Pihak BMT diberi jangka waktu angsuran selama 5 tahun, pada tahun pertama sampai ketiga BMT lancar dalam mengangsur kewajibannya. Pada waktu memasuki tahun keempat pihak BMT mengalami kemacetan dalam mengangsur. Setelah ditelusuri, diamati, dan dianalisis oleh Bank BNI Syariah Cabang Semarang faktor yang menyebabkan kemacetan tersebut adalah lemahnya system manajemen di BMT, kurangnya sumber daya manusia yang berkualitas, terjadinya penggandaan jabatan sehingga menyebabkan tidak maksimalnya tenaga kerja dalam melaksanakan tugas dan lain-lain.



ANALISIS
Menurut analisis kelompok kami, pihak Bank BNI Syariah Cabang Semarang lemah dalam analisis 5C terutama pada aspek capacity atau kemampuan nasabah dalam mengembalikan pinjamannya. Dalam menilai capacity ada 2 pendekatan yang pertama adalah pendekatan histori, dari kasus tersebut kita ketahui bahwa pembiayaan tersebut digunakan untuk membuat BMT. Berarti BMT tersebut baru akan dibangun, sehingga Bank BNI Syariah Cabang Semarang belum mengetahui calon nasabah dari sejarah usahanya, apakah banyak mengalami kegagalan atau mengalami perkembangan yang semakin maju dari waktu ke waktu.

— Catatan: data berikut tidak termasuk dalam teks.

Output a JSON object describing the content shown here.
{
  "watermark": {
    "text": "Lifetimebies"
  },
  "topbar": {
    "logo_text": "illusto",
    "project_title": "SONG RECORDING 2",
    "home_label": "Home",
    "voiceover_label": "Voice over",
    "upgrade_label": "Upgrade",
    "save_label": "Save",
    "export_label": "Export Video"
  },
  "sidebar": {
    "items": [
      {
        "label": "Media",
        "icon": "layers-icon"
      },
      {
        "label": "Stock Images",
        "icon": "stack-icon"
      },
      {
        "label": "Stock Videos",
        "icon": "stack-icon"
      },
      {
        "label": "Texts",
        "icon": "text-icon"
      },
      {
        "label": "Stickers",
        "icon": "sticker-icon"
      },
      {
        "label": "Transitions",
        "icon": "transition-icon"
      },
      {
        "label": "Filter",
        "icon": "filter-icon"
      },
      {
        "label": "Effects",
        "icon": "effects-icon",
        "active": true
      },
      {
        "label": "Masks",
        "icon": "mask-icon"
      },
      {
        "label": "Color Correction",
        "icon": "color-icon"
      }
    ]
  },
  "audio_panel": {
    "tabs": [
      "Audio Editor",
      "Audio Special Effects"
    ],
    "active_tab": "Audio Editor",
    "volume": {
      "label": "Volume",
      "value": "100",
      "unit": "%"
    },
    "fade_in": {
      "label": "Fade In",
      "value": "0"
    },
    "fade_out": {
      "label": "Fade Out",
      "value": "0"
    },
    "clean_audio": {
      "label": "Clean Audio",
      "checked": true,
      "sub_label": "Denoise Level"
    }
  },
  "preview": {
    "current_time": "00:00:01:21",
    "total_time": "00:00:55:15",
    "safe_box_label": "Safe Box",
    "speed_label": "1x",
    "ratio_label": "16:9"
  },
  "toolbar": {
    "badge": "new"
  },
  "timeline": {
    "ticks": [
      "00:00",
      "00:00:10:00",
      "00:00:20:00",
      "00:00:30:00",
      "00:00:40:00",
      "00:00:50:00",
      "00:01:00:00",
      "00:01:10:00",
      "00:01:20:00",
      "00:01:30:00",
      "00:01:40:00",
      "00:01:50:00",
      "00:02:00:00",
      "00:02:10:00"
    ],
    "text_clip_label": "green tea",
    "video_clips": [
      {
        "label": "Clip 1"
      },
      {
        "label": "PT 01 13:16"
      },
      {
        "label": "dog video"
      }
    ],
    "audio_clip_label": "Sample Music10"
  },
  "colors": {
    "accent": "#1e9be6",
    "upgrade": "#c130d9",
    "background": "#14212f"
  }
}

Pendekatan yang ke dua adalah pendekatan finansial, Bank BNI Syariah Cabang Semarang harus menilai neraca laporan keuangan setidaknya selama 3 tahun terakhir. Sedangkan BMT ini baru akan dibangun, sehingga pihak Bank BNI Syariah Cabang Semarang tidak dapat menganalisis kondisi keuangan tersebut.
            Pada kasus ini Bank BNI Syariah Cabang Semarang dan pihak BMT melakukan penandatanganan mudharabah, karena jika dilihat dari  kasusnya merupakan usaha produktif. Untuk kelayakan pembiayaan produktif ada analisis yang lebih lanjut lagi, yaitu
1.      Angka-angka hasil produksi
2.      Angka-angka penjualan dan pembelian.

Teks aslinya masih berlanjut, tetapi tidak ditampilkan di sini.